Segundo o Ministério da Saúde, a suspensão ocorre após a notificação de três casos graves em investigação entre mais de 500 mil doses aplicadas desde o início da estratégia nacional de imunização, em 2026. Entre os casos analisados estão duas mortes registradas em São Paulo e um caso grave no Ceará. Até o momento, as autoridades de saúde afirmam que não foi estabelecida relação causal entre os eventos e a vacina.
Dados apresentados pelo governo federal apontam que foram registradas 3.703 notificações de eventos adversos com manifestações clínicas compatíveis com dengue após a vacinação, o equivalente a 0,7% dos imunizados. Deste total, 42 casos apresentaram sinais de alerta, correspondendo a 0,008% dos vacinados.
Em nota, a SES destacou que a suspensão segue protocolos internacionais de segurança adotados em programas de imunização e reforçou que a investigação faz parte do monitoramento rotineiro realizado quando vacinas passam a ser aplicadas em larga escala.

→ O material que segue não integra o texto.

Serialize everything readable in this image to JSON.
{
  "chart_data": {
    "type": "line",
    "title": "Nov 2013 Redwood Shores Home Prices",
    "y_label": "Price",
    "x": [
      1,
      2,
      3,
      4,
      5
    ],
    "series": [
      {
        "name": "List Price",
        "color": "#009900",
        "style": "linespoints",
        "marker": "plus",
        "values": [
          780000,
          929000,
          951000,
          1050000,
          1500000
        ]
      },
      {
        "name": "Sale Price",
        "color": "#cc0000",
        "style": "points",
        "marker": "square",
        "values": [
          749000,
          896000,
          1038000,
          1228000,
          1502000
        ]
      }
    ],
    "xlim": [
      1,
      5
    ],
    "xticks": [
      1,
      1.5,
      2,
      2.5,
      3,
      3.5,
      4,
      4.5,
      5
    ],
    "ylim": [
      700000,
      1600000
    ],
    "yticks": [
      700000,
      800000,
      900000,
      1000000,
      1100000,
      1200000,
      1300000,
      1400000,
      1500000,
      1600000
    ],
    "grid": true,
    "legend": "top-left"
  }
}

“Quando uma vacina é utilizada por centenas de milhares de pessoas, é esperado que alguns eventos de saúde ocorram temporalmente após a aplicação. Por isso, todas as ocorrências são monitoradas e investigadas para determinar se existe ou não relação com o imunizante”, informou a secretaria.
SC distribuiu mais de 36 mil doses da vacina
Em Santa Catarina, foram distribuídas 36.560 doses da vacina do Butantan aos municípios para imunizar trabalhadores da Atenção Primária à Saúde do Sistema Único de Saúde (SUS). De acordo com a Diretoria de Vigilância Epidemiológica (Dive), os eventos supostamente atribuíveis à vacinação registrados no Estado até agora são compatíveis com as reações descritas na bula, como dor no local da aplicação, febre, mal-estar e dor de cabeça.
Não há registro de eventos graves associados ao imunizante em território catarinense.
Com a suspensão temporária, as doses já distribuídas permanecerão armazenadas na rede de frio dos municípios e do Estado até que novas orientações sejam emitidas pelo Ministério da Saúde.
A SES também esclareceu que a vacinação de adolescentes de 10 a 14 anos com a vacina Qdenga, produzida pelo laboratório Takeda, segue normalmente em todo o país.
Imunizante é o primeiro de dose única no país
Primeira vacina brasileira de dose única contra a dengue, o imunizante do Instituto Butantan foi incorporado ao SUS neste ano. Estudos clínicos utilizados para o registro do produto apontaram elevada eficácia na prevenção de casos graves e hospitalizações provocadas pela doença, além de perfil de segurança considerado adequado pelas autoridades regulatórias.
A Secretaria de Estado da Saúde catarinense informou que continuará acompanhando as investigações conduzidas pelo Ministério da Saúde, pela Agência Nacional de Vigilância Sanitária (Anvisa) e pelos demais órgãos responsáveis pela avaliação da segurança dos imunizantes. Novas informações deverão ser divulgadas após a conclusão das análises.